Posteriormente, a coordenadora institucional do NAP, professora Elisabeth Hafner Facin, afirmou que por meio desse encontro, o NAP conseguirá captar as dificuldades que as intérpretes têm em sala de aula e planejar capacitações para auxiliar os professores.
— Pretendemos entender as dificuldades que as intérpretes encontram em sala de aula, para tentar ajudá-las. Queremos, também, conhecer mais sobre o estudante surdo e, dessa forma, estruturar formações para os docentes que são afetos as essas deficiências. Com o apoio do NAP, conseguiremos ir adiante — declarou a coordenadora Elisabeth Hafner Facin.
Logo depois, as professoras da Unoesc, Regina Oneda Mello, como coordenadora do NAP, e Mara Regina Heberle, como intérprete, relataram sobre as experiências em sala de aula com acadêmicos deficientes na Unoesc Joaçaba, desde 2013. As professoras já trabalharam com estudantes nos cursos de Publicidade e Propaganda, Administração, Ciências Contábeis e Direito. Além disso, elas comentaram sobre a elaboração da cartilha “Orientações sobre o jeito de cada um conviver” e destacaram a parceria entre professor, NAP e intérprete como fator essencial dentro desse processo de inclusão.
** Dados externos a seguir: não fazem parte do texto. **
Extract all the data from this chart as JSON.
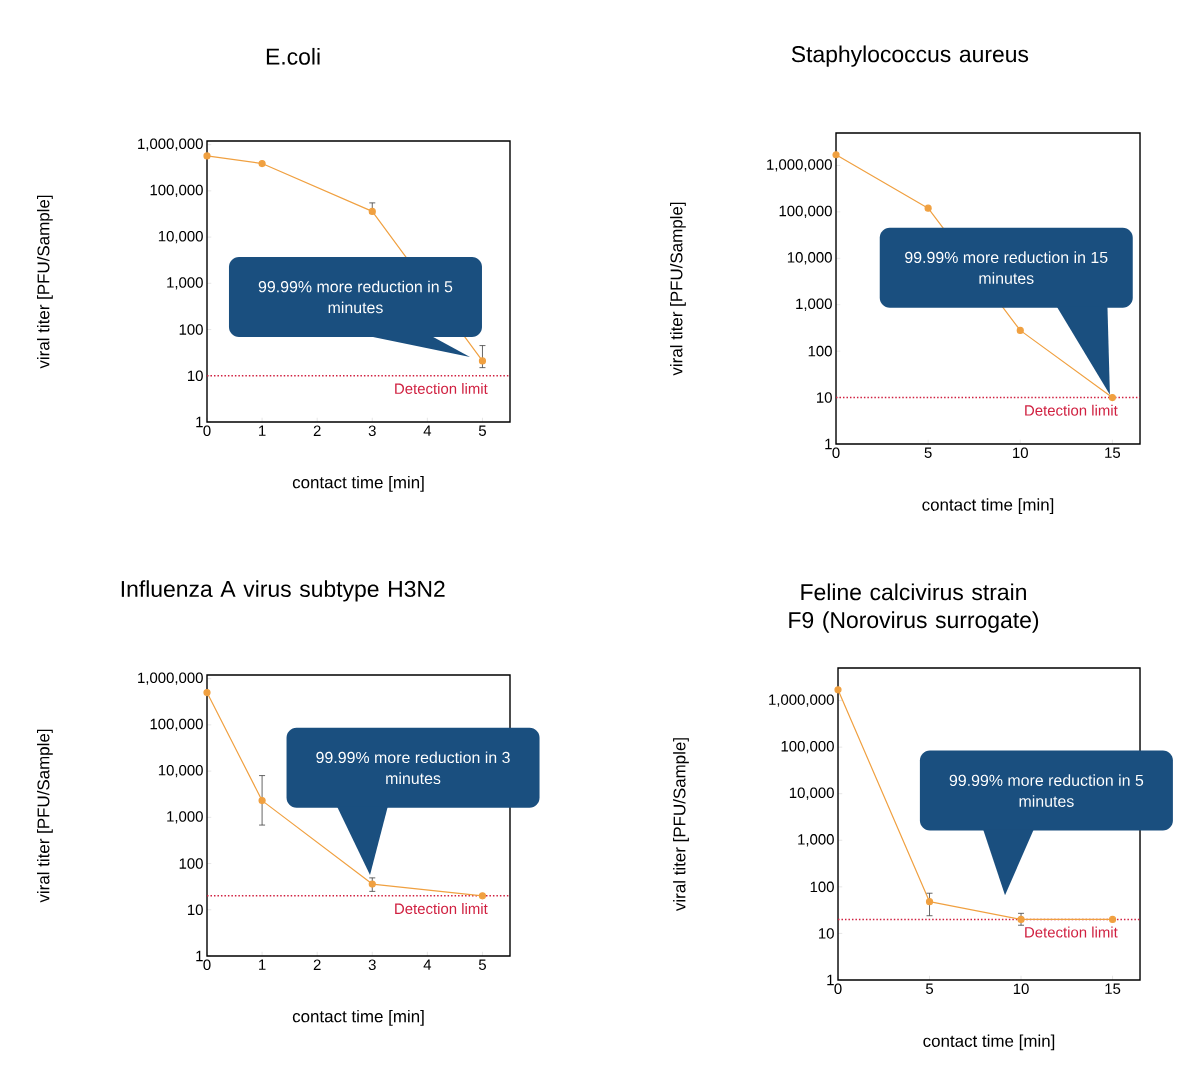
{
  "chart_data": [
    {
      "type": "line",
      "title": "E.coli",
      "xlabel": "contact time [min]",
      "ylabel": "viral titer [PFU/Sample]",
      "log": "y",
      "marker": "circle",
      "color": "#f0a040",
      "x": [
        0,
        1,
        3,
        5
      ],
      "values": [
        570000,
        390000,
        36000,
        21
      ],
      "errors": [
        null,
        null,
        [
          33000,
          55000
        ],
        [
          15,
          45
        ]
      ],
      "xlim": [
        0,
        5.5
      ],
      "xticks": [
        0,
        1,
        2,
        3,
        4,
        5
      ],
      "ylim": [
        1,
        1200000
      ],
      "yticks": [
        1,
        10,
        100,
        {
          "value": 1000,
          "label": "1,000"
        },
        {
          "value": 10000,
          "label": "10,000"
        },
        {
          "value": 100000,
          "label": "100,000"
        },
        {
          "value": 1000000,
          "label": "1,000,000"
        }
      ],
      "ref_lines": [
        {
          "axis": "y",
          "value": 10,
          "label": "Detection limit",
          "color": "#d02040",
          "line_style": "dotted"
        }
      ],
      "annotations": [
        "99.99% more reduction in 5 minutes"
      ]
    },
    {
      "type": "line",
      "title": "Staphylococcus aureus",
      "xlabel": "contact time [min]",
      "ylabel": "viral titer [PFU/Sample]",
      "log": "y",
      "marker": "circle",
      "color": "#f0a040",
      "x": [
        0,
        5,
        10,
        15
      ],
      "values": [
        1700000,
        120000,
        280,
        10
      ],
      "xlim": [
        0,
        16.5
      ],
      "xticks": [
        0,
        5,
        10,
        15
      ],
      "ylim": [
        1,
        5000000
      ],
      "yticks": [
        1,
        10,
        100,
        {
          "value": 1000,
          "label": "1,000"
        },
        {
          "value": 10000,
          "label": "10,000"
        },
        {
          "value": 100000,
          "label": "100,000"
        },
        {
          "value": 1000000,
          "label": "1,000,000"
        }
      ],
      "ref_lines": [
        {
          "axis": "y",
          "value": 10,
          "label": "Detection limit",
          "color": "#d02040",
          "line_style": "dotted"
        }
      ],
      "annotations": [
        "99.99% more reduction in 15 minutes"
      ]
    },
    {
      "type": "line",
      "title": "Influenza A virus subtype H3N2",
      "xlabel": "contact time [min]",
      "ylabel": "viral titer [PFU/Sample]",
      "log": "y",
      "marker": "circle",
      "color": "#f0a040",
      "x": [
        0,
        1,
        3,
        5
      ],
      "values": [
        500000,
        2300,
        36,
        20
      ],
      "errors": [
        null,
        [
          680,
          8000
        ],
        [
          25,
          49
        ],
        null
      ],
      "xlim": [
        0,
        5.5
      ],
      "xticks": [
        0,
        1,
        2,
        3,
        4,
        5
      ],
      "ylim": [
        1,
        1200000
      ],
      "yticks": [
        1,
        10,
        100,
        {
          "value": 1000,
          "label": "1,000"
        },
        {
          "value": 10000,
          "label": "10,000"
        },
        {
          "value": 100000,
          "label": "100,000"
        },
        {
          "value": 1000000,
          "label": "1,000,000"
        }
      ],
      "ref_lines": [
        {
          "axis": "y",
          "value": 20,
          "label": "Detection limit",
          "color": "#d02040",
          "line_style": "dotted"
        }
      ],
      "annotations": [
        "99.99% more reduction in 3 minutes"
      ]
    },
    {
      "type": "line",
      "title": "Feline calcivirus strain F9 (Norovirus surrogate)",
      "xlabel": "contact time [min]",
      "ylabel": "viral titer [PFU/Sample]",
      "log": "y",
      "marker": "circle",
      "color": "#f0a040",
      "x": [
        0,
        5,
        10,
        15
      ],
      "values": [
        1700000,
        48,
        20,
        20
      ],
      "errors": [
        null,
        [
          24,
          73
        ],
        [
          15,
          27
        ],
        null
      ],
      "xlim": [
        0,
        16.5
      ],
      "xticks": [
        0,
        5,
        10,
        15
      ],
      "ylim": [
        1,
        5000000
      ],
      "yticks": [
        1,
        10,
        100,
        {
          "value": 1000,
          "label": "1,000"
        },
        {
          "value": 10000,
          "label": "10,000"
        },
        {
          "value": 100000,
          "label": "100,000"
        },
        {
          "value": 1000000,
          "label": "1,000,000"
        }
      ],
      "ref_lines": [
        {
          "axis": "y",
          "value": 20,
          "label": "Detection limit",
          "color": "#d02040",
          "line_style": "dotted"
        }
      ],
      "annotations": [
        "99.99% more reduction in 5 minutes"
      ]
    }
  ]
}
— É fundamental a parceria entre professor, NAP e intérprete. Uma boa relação, planejamento, adaptação dos currículos e conteúdos, sem abrir mão da igualdade na realização de todas as atividades, facilitará esse processo — observou a coordenadora Regina Oneda Mello, ao destacar que quando o professor relata as fragilidades do cotidiano, o NAP consegue ajudar melhor.
Para a professora Mara Regina Heberle, que atua como intérprete na Unoesc Joaçaba, a ideia é adaptar os trabalhos dentro do processo de ensino-aprendizagem, desde que o acadêmico tenha uma participação efetiva, sem que o intérprete ou professor faça por ele.
Na sequência, as psicólogas do Núcleo de Acessibilidade e Inclusão (NAI), Ana Patricia Parizotto, Rita Biolchi Trevisol e Patrícia Aparecida Pedroso, falaram sobre o Código de Ética do Intérprete de Libras. Esse código é um instrumento que orienta o profissional intérprete na sua atuação, que é intermediar determinadas intenções conversacionais e discursivas. Nestas interações, o intérprete tem a responsabilidade pela veracidade e fidelidade das informações.